O currículo de Veronese tem outros nomes de peso: o restaurante El Bulli, de Ferran Adrià, eleito cinco vezes o melhor chef do mundo; o Arzak, também na Espanha, e em oitavo lugar no ranking dos mais aclamados, Le Manoir aux Quat’Saisons, no Reino Unido, e De kromme Watergang, na Holanda, todos premiados e concorridos. “São experiências fantásticas, que ajudam a moldar a minha filosofia”, afirma. Hoje em Brasília, presta serviços particulares e se prepara para inaugurar o Cru, em parceria com Rodrigo Freire, no Clube de Golfe. “Não importa onde estiver, é preciso fazer o melhor trabalho possível e aproveitar cada oportunidade”, ensina.

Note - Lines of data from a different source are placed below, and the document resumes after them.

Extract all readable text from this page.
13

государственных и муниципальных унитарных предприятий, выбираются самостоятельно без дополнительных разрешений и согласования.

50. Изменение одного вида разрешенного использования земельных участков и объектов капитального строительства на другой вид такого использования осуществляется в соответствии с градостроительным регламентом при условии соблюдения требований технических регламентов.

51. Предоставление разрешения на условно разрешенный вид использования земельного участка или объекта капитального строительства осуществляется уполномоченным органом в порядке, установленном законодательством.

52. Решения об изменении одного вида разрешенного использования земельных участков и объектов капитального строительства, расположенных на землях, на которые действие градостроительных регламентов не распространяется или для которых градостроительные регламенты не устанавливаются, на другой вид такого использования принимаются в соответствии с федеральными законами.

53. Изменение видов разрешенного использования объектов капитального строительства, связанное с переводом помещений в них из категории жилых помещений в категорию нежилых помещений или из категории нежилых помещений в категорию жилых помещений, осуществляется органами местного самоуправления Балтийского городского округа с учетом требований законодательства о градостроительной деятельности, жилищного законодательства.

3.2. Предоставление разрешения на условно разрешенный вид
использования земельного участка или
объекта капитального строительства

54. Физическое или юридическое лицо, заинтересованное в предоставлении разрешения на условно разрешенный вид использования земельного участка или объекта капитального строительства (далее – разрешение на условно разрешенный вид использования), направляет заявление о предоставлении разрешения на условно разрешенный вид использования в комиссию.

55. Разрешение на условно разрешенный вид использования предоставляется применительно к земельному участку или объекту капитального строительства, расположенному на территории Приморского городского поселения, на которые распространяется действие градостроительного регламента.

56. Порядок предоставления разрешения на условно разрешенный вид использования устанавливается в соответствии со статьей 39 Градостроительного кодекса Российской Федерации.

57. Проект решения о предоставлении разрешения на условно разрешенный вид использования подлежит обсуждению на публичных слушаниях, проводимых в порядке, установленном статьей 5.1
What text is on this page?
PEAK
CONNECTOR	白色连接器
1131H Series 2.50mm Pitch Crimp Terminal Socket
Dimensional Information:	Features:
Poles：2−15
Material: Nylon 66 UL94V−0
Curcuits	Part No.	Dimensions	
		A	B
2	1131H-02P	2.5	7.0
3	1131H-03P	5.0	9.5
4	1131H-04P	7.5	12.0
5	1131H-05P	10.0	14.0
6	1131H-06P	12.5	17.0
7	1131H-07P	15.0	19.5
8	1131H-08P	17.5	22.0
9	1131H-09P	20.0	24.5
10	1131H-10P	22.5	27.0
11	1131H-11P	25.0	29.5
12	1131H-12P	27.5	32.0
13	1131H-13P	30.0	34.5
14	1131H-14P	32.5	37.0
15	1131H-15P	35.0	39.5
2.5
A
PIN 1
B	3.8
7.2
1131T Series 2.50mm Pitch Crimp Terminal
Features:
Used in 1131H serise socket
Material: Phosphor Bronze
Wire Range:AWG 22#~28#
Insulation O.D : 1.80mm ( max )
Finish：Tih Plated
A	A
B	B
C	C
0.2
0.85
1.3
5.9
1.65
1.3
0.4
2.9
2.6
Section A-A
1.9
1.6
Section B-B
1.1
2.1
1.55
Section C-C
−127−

Ao fim do aprendizado francês, Nunes seguiu para a Dinamarca, onde conquistou vaga de estágio no Noma, famoso por valorizar os ingredientes locais e também pela rigidez com que trata a equipe. “Nesses restaurantes mundialmente famosos, trabalha-se com uma equipe que ama o que faz, que não mede esforços. No Brasil, depara-se com muita gente nas cozinhas que não gosta do que faz”, compara. A temporada no exterior serviu como preparo para o maior desafio: abrir o próprio restaurante em Brasília. O nome é Jambu (escolhido por denominar um dos ingredientes do pato no tucupi), especializado em iguarias do cerrado e da região Norte. “Não devemos reproduzir a comida da França ou da Dinamarca. Temos de olhar para o que temos de melhor. O Brasil ainda faz pouco isso. O cerrado é muito mais do que pequi e castanha-de-baru.” A casa funciona na Vila Planalto e tem como estrelas ingredientes frescos, trazidos de fora, como o queijo de Marajó. O cardápio é variável e interativo. O cliente pode escolher, entre outras opções, um menu de sete etapas, pela internet, e ainda selecionar seus ingredientes favoritos. “O público de Brasília não é o mesmo de anos atrás. Há pessoas em busca de novas experiências. Vamos descobrir possibilidades”, aposta Leandro Nunes.